I'm trying to create a graph and corresponding alert for lag for my Kafka consumer using AWS-CDK, but I can't seem to get it to generate a valid configuration.
The metric I'm reporting is a Count
with two dimensions: topic
and partition
. Now I would like to create a graph with one line for each partition, as well as one line for the sum of those values. Essentially, I'm trying to replicate this graph in CDK:
// To create one metric per partition, I'm using a MathExpression with a SEARCH
// since I won't necessarily know how many partitions there are.

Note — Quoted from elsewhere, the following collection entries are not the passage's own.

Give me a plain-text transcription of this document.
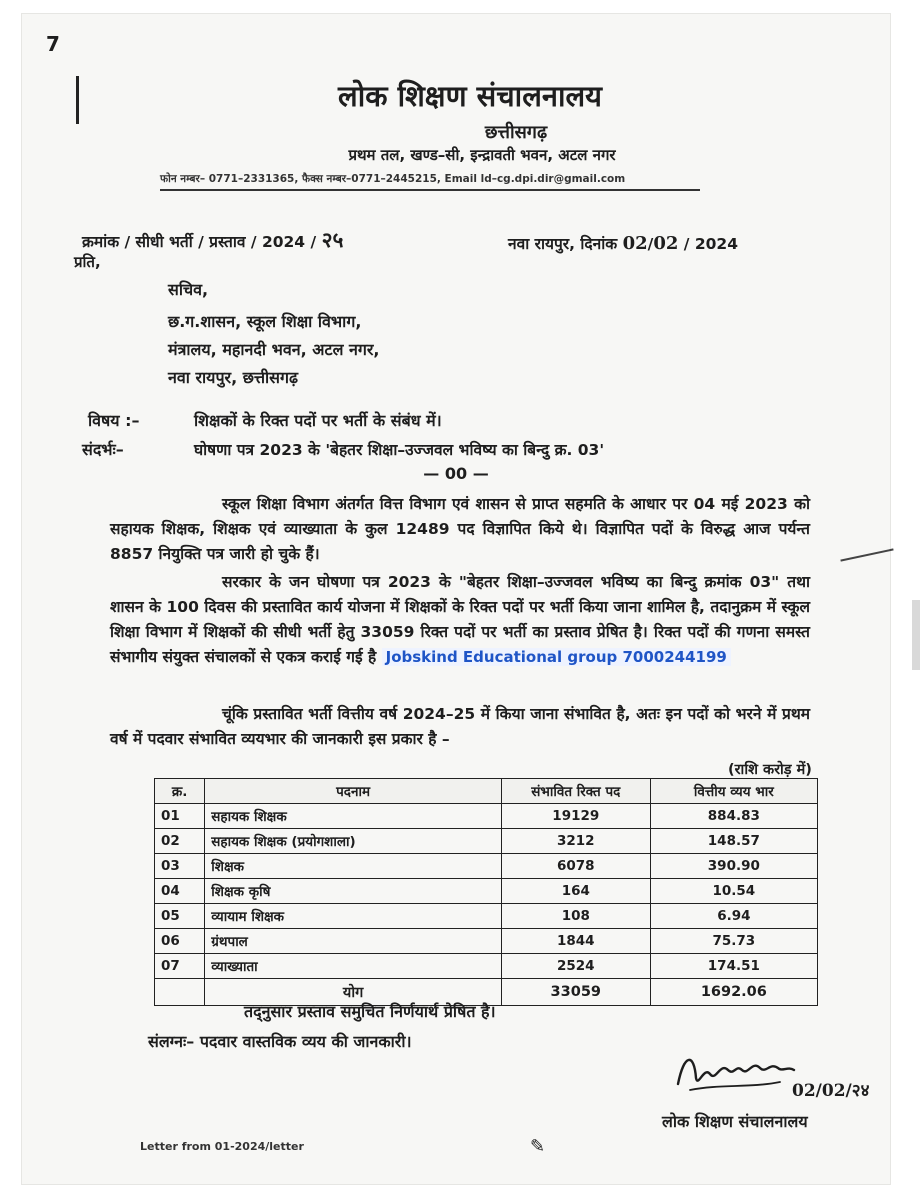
7
लोक शिक्षण संचालनालय
छत्तीसगढ़
प्रथम तल, खण्ड–सी, इन्द्रावती भवन, अटल नगर
फोन नम्बर– 0771–2331365, फैक्स नम्बर–0771–2445215, Email ld–cg.dpi.dir@gmail.com
क्रमांक / सीधी भर्ती / प्रस्ताव / 2024 / २५	नवा रायपुर, दिनांक 02/02 / 2024
प्रति,
सचिव,
छ.ग.शासन, स्कूल शिक्षा विभाग,
मंत्रालय, महानदी भवन, अटल नगर,
नवा रायपुर, छत्तीसगढ़
विषय :–	शिक्षकों के रिक्त पदों पर भर्ती के संबंध में।
संदर्भः–	घोषणा पत्र 2023 के 'बेहतर शिक्षा–उज्जवल भविष्य का बिन्दु क्र. 03'
— 00 —
स्कूल शिक्षा विभाग अंतर्गत वित्त विभाग एवं शासन से प्राप्त सहमति के आधार पर 04 मई 2023 को सहायक शिक्षक, शिक्षक एवं व्याख्याता के कुल 12489 पद विज्ञापित किये थे। विज्ञापित पदों के विरुद्ध आज पर्यन्त 8857 नियुक्ति पत्र जारी हो चुके हैं।
सरकार के जन घोषणा पत्र 2023 के "बेहतर शिक्षा–उज्जवल भविष्य का बिन्दु क्रमांक 03" तथा शासन के 100 दिवस की प्रस्तावित कार्य योजना में शिक्षकों के रिक्त पदों पर भर्ती किया जाना शामिल है, तदानुक्रम में स्कूल शिक्षा विभाग में शिक्षकों की सीधी भर्ती हेतु 33059 रिक्त पदों पर भर्ती का प्रस्ताव प्रेषित है। रिक्त पदों की गणना समस्त संभागीय संयुक्त संचालकों से एकत्र कराई गई है Jobskind Educational group 7000244199
चूंकि प्रस्तावित भर्ती वित्तीय वर्ष 2024–25 में किया जाना संभावित है, अतः इन पदों को भरने में प्रथम वर्ष में पदवार संभावित व्ययभार की जानकारी इस प्रकार है –
(राशि करोड़ में)
क्र.	पदनाम	संभावित रिक्त पद	वित्तीय व्यय भार
01	सहायक शिक्षक	19129	884.83
02	सहायक शिक्षक (प्रयोगशाला)	3212	148.57
03	शिक्षक	6078	390.90
04	शिक्षक कृषि	164	10.54
05	व्यायाम शिक्षक	108	6.94
06	ग्रंथपाल	1844	75.73
07	व्याख्याता	2524	174.51
	योग	33059	1692.06
तद्नुसार प्रस्ताव समुचित निर्णयार्थ प्रेषित है।
संलग्नः– पदवार वास्तविक व्यय की जानकारी।
02/02/२४
लोक शिक्षण संचालनालय
✎
Letter from 01-2024/letter
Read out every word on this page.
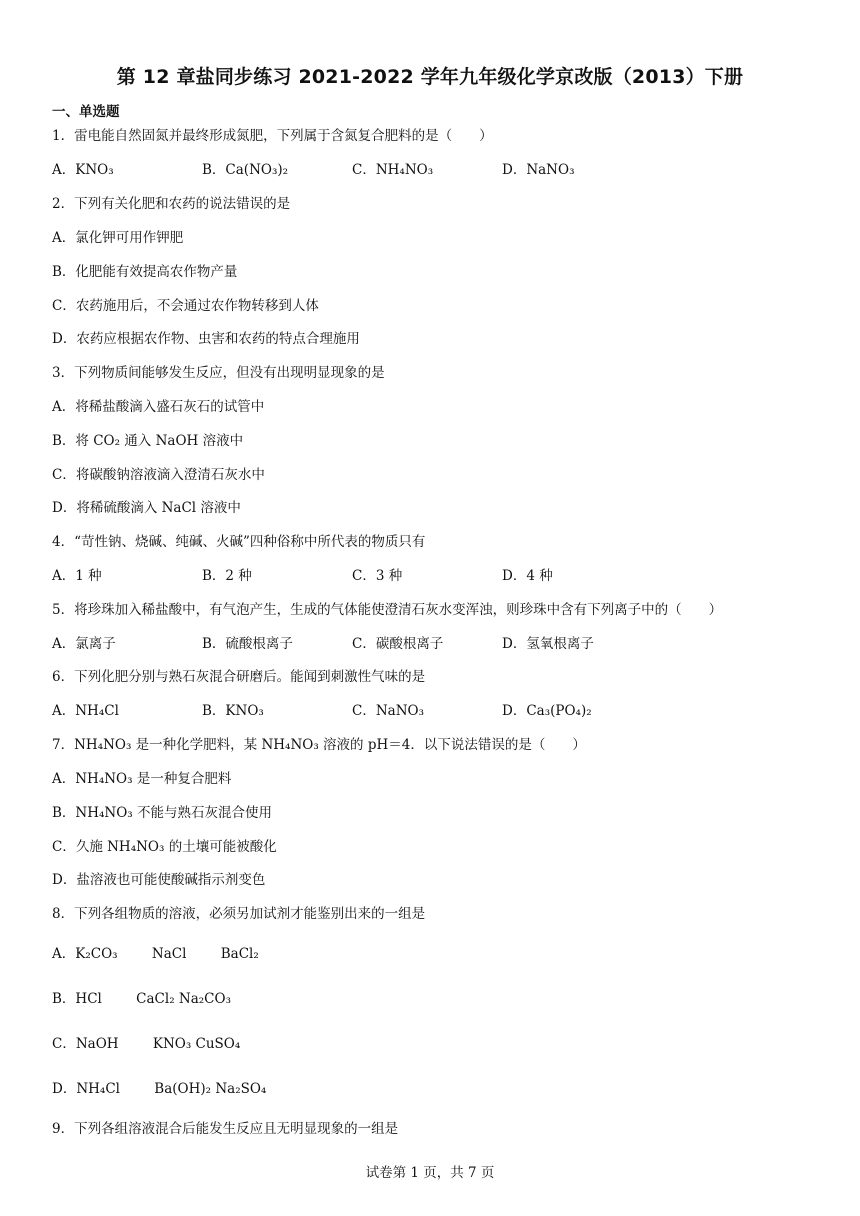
第 12 章盐同步练习 2021-2022 学年九年级化学京改版（2013）下册
一、单选题
1．雷电能自然固氮并最终形成氮肥，下列属于含氮复合肥料的是（　　）
A．KNO₃	B．Ca(NO₃)₂	C．NH₄NO₃	D．NaNO₃
2．下列有关化肥和农药的说法错误的是
A．氯化钾可用作钾肥
B．化肥能有效提高农作物产量
C．农药施用后，不会通过农作物转移到人体
D．农药应根据农作物、虫害和农药的特点合理施用
3．下列物质间能够发生反应，但没有出现明显现象的是
A．将稀盐酸滴入盛石灰石的试管中
B．将 CO₂ 通入 NaOH 溶液中
C．将碳酸钠溶液滴入澄清石灰水中
D．将稀硫酸滴入 NaCl 溶液中
4．“苛性钠、烧碱、纯碱、火碱”四种俗称中所代表的物质只有
A．1 种	B．2 种	C．3 种	D．4 种
5．将珍珠加入稀盐酸中，有气泡产生，生成的气体能使澄清石灰水变浑浊，则珍珠中含有下列离子中的（　　）
A．氯离子	B．硫酸根离子	C．碳酸根离子	D．氢氧根离子
6．下列化肥分别与熟石灰混合研磨后。能闻到刺激性气味的是
A．NH₄Cl	B．KNO₃	C．NaNO₃	D．Ca₃(PO₄)₂
7．NH₄NO₃ 是一种化学肥料，某 NH₄NO₃ 溶液的 pH＝4．以下说法错误的是（　　）
A．NH₄NO₃ 是一种复合肥料
B．NH₄NO₃ 不能与熟石灰混合使用
C．久施 NH₄NO₃ 的土壤可能被酸化
D．盐溶液也可能使酸碱指示剂变色
8．下列各组物质的溶液，必须另加试剂才能鉴别出来的一组是
A．K₂CO₃        NaCl        BaCl₂
B．HCl        CaCl₂ Na₂CO₃
C．NaOH        KNO₃ CuSO₄
D．NH₄Cl        Ba(OH)₂ Na₂SO₄
9．下列各组溶液混合后能发生反应且无明显现象的一组是
试卷第 1 页，共 7 页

const lagPerPartition = new MathExpression({
expression: "SEARCH(' {kafkajs-canary-app/Consumer, topic, partition} MetricName=OffsetLag topic=test-topic', 'Average', 300)",
// This feels suspicious to me. `usingMetrics` is required, but I don't have any use
// for a metric in my expression, and adding a metric I don't use doesn't seem to change anything
usingMetrics: {}
});
// Now to sum those values
const totalLag = new MathExpression({
expression: 'SUM(lagPerPartition)',
usingMetrics: {
lagPerPartition
},
label: "Total lag"
});
// Now to create alarms
const lagPerPartitionAlarm = lagPerPartition.createAlarm(this, 'ConsumerOffsetLagPerPartition', {
alarmName: 'Offset Lag per Partition',
alarmDescription: 'Consumer has high lag on one or more partitions',
threshold: 100,
evaluationPeriods: 1,
treatMissingData: TreatMissingData.NOT_BREACHING,
});
const totalLagAlarm = totalLag.createAlarm(this, 'ConsumerOffsetLagTotal', {
alarmName: 'Total Offset Lag',
alarmDescription: 'Consumer has high lag across all partitions',
threshold: 200,
evaluationPeriods: 1,
treatMissingData: TreatMissingData.NOT_BREACHING,
});
// Finally we add it to our dashboard
const dashboard = new Dashboard(this, 'Dashboard', { dashboardName: 'Health' })
dashboard.addWidgets(new GraphWidget({
title:'Consumer lag',
left: [lagPerPartition, totalLag],
stacked: false,
width: 8,
leftAnnotations: [
lagPerPartitionAlarm.toAnnotation(),
totalLagAlarm.toAnnotation()
]
}));
Trying to execute this stack just results in an error from CloudFormation that points to there being an issue with one of the expressions, but not what the problem is and why I can create what I would think would be the same thing via the UI:
Alarm contains invalid expressions. (Service: AmazonCloudWatch; Status Code: 400; Error Code: ValidationError; Request ID: 487e9db7-0035-4fca-90ac-8d0227c589ea; Proxy: null)